Due to its position in a Mediterranean-type climate region, rainfall is concentrated during the cool winter months, with a steep gradient from the south-eastern upper catchment (>1200mm per year) to less than 300mm per year at the north-western estuary. Summers are dry and can get very hot, particularly on the more northerly interior plains at the foot of the mountains. Cooler conditions prevail in the mountains and along the windy coastline. The area is geologically diverse and includes Table Mountain sandstone, granite and Malmesbury shale, with extensive coastal sandy areas of recent geological origin. The combination of climate and soils results in patches of high fertility, but large areas of lower potential productivity suited only to dryland farming.
This catchment is a significant water source on a regional level. The area is an integral part of the Western Cape Water Supply System (WCWSS), which focuses both on ensuring adequate water supply for the metropolitan area of Cape Town and surrounds, as well as supplying the needs of irrigators and some rural towns. Major users of the water within the catchment include irrigated agriculture (grapes and fruits, ca. 54% of water resources), processing of agricultural produce, municipalities (urban water supply, wastewater treatment), and industry (mainly around Saldanha Bay and Paarl/Wellington). Water is abstracted primarily from surface water (57% of total water resource), although groundwater (8%) is used in some towns such as Porterville and Hopefield.
A few larger dams form part of the WCWSS. They are the Berg River Dam (completed in 2007) and Wemmershoek Dam, both in the upper catchment, the Voëlvlei Dam and the Misverstand Dam. Substantial amounts of water (27% of the water resource) are transferred into the basin during the summer months from the adjacent Breede River catchment to supplement the water resource. Many hundreds of small private farm dams also provide an essential water resource for irrigated agriculture. Nevertheless, the Berg River system is under water stress and new water augmentation schemes will be required by 2022 in order to avoid deficits. New sources of water are likely to become increasingly costly.
Poor water quality has been identified as a major concern in the Berg River system, particularly further downstream. The reasons range from agro-chemical runoff from intensive farming operations, and ageing and under-capacity waste water treatment facilities for burgeoning settlements, to a natural tendency towards high levels of salinity from tributaries underlain by shales of marine origin. This pollution situation threatens the viability of export-driven agriculture and industrial processes in Saldanha Bay (e.g. steel production) which require water of a minimum quality standard. Various initiatives and projects are underway to address this, notably the Berg River Improvement Plan (BRIP).

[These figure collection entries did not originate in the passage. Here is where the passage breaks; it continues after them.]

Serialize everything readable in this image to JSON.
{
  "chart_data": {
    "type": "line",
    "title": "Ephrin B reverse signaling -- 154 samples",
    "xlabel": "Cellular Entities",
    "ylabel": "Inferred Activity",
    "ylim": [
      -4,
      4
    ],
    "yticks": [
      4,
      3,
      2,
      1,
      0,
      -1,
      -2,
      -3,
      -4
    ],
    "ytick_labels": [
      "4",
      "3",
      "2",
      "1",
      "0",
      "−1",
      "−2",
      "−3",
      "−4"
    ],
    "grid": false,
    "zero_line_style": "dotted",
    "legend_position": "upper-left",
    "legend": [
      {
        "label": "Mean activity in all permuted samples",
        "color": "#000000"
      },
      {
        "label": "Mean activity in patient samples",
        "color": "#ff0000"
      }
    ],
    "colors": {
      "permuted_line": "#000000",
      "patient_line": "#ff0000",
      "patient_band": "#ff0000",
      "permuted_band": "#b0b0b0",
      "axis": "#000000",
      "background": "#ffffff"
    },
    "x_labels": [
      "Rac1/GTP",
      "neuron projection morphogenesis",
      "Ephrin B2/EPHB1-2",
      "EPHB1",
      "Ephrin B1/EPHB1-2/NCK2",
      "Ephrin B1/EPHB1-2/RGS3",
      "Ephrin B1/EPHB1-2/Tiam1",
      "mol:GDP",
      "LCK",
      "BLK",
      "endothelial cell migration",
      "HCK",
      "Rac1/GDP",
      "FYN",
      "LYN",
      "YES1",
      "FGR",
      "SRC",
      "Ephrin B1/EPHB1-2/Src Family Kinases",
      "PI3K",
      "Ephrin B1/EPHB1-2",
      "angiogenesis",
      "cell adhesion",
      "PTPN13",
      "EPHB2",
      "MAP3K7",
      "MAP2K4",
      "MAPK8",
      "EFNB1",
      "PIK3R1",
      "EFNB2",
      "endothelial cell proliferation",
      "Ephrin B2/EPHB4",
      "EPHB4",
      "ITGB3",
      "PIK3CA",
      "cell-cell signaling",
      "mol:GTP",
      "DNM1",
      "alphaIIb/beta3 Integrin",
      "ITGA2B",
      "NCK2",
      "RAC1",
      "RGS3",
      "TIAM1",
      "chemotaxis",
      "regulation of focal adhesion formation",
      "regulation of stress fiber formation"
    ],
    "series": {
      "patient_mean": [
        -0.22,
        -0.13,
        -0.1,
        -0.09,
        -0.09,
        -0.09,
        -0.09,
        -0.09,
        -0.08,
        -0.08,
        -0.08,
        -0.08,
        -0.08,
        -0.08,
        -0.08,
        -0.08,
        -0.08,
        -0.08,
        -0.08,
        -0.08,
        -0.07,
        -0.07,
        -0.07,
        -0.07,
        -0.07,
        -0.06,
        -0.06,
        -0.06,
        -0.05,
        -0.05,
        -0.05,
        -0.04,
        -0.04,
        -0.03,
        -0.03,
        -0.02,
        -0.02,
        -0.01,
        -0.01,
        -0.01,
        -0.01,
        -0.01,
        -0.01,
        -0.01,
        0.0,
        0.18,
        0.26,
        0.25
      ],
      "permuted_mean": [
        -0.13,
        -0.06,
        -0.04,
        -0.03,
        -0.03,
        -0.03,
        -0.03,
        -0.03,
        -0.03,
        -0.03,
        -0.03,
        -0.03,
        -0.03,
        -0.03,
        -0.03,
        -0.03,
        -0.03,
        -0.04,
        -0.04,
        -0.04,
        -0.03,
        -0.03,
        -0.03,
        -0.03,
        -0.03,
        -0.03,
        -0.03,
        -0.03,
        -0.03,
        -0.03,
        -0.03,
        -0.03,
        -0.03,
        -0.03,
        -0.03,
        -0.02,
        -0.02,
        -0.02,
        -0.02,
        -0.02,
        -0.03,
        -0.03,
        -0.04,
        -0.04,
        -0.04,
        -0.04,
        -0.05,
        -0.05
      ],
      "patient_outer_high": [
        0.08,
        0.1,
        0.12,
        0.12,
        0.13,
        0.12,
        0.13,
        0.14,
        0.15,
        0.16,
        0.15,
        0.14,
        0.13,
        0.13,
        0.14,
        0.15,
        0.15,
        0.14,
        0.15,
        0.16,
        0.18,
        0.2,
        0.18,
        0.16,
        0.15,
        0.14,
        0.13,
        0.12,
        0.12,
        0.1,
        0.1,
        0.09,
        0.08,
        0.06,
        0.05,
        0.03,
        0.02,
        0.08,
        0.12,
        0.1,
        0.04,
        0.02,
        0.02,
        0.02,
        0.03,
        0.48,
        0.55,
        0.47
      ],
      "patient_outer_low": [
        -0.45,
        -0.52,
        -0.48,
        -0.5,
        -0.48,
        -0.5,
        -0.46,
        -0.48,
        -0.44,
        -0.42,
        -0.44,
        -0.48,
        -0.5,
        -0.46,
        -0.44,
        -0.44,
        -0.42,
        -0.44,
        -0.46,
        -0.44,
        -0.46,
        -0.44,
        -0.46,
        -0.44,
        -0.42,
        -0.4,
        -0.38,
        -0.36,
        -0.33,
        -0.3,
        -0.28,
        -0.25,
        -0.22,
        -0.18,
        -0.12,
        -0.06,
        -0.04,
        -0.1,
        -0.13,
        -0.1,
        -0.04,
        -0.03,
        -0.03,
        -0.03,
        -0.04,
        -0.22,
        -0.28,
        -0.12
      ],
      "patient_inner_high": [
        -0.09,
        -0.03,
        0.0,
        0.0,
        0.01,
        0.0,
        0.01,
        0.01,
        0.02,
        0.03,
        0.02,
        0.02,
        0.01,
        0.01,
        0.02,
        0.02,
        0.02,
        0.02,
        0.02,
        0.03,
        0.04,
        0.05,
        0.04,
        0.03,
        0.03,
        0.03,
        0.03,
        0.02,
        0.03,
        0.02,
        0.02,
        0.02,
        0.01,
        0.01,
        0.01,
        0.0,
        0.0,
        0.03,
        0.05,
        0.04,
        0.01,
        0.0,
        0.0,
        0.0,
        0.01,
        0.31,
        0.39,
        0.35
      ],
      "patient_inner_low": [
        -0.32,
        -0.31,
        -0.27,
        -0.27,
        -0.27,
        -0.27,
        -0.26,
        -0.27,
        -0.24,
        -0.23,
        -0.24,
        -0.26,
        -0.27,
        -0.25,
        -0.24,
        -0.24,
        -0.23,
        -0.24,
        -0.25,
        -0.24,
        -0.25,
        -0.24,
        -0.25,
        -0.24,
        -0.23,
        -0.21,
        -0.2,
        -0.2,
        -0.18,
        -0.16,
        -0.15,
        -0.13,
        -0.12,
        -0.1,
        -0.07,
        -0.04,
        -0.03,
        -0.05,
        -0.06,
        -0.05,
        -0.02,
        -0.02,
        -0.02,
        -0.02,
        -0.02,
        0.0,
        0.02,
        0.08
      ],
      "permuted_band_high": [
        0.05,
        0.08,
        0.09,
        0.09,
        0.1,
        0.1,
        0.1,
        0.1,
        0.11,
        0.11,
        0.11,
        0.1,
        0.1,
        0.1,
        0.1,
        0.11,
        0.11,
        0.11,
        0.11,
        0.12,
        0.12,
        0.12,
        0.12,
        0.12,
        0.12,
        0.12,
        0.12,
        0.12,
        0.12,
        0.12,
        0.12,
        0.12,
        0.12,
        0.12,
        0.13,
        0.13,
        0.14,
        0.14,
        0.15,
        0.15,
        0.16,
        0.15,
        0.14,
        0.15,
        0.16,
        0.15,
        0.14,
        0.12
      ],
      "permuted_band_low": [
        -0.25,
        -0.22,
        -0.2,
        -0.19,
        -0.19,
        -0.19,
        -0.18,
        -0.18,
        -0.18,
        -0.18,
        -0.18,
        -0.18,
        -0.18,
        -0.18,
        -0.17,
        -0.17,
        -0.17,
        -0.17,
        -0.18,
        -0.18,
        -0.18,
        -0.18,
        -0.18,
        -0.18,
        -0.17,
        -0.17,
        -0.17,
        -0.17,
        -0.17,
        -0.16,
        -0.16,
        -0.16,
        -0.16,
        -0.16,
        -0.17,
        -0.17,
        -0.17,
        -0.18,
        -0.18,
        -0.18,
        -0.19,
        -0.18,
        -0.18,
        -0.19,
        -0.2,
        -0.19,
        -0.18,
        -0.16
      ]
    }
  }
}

Pollution in the Berg River. Source: Mark New
Roughly sixty percent of the Berg River catchment is agricultural, with primarily grapes and deciduous fruits being cultivated intensively in the eastern regions, and small grains (e.g. wheat, canola) and livestock (cattle and sheep) dominating the drylands to the west. Significant foreign revenue earnings flow from the export of fruits and wine/spirits, with most of the production being exported. Other products include vegetables, indigenous ‘fynbos’ flowers (Protea and others), olives, dairy products and poultry. Agriculture also drives much of the secondary economy in the form of fruit and vegetable processing, including canning, drying, juicing, and jam production.
Extensive land use change from natural fynbos and Renosterveld vegetation to agriculture and settlements has placed the rich biodiversity under threat. The area forms part of the Cape Floral Kingdom, the smallest of the six Floral Kingdoms in the world, but containing extraordinary high levels of terrestrial and aquatic biodiversity and endemism. This biodiversity ‘hotspot’ has immense intrinsic value for the healthy functioning of the ecosystems of the catchment, as well as having great economic value associated with wildflower harvesting and ecotourism. Conservation efforts have been aided by the proclamation of numerous protected areas, concentrated in the mountains and the West Coast area. The most significant threats are the encroachment of alien invasive plants and the rising risks of wildfires, as well as degraded river banks and wetlands. The Langebaan RAMSAR site serves to protect the rich biodiversity of the Lagoon and surrounding wetlands, including ca. 55,000 waterbirds in summer, many of them migrants.
The Berg River catchment imports almost all its electricity requirements from the national grid through the utility ESKOM. This energy is heavily coal-based, with a small nuclear and gas component. Electricity supply has been strained for a number of years and this has impacted on all users countrywide. Until new generation capacity up-country comes online, economic development, especially heavy usage associated with some industries envisaged for the Saldanha Bay area and elsewhere, could limit accelerated economic growth. Additional electricity is required to fully service the growing informal settlements in the area. Within the Berg catchment, a few wind farms have been constructed but with small generating capacity. Further development of this renewable resource, together with solar power, is supported by national and provincial government goals but is currently held back by lack of investment and sub-optimal economic and regulatory conditions.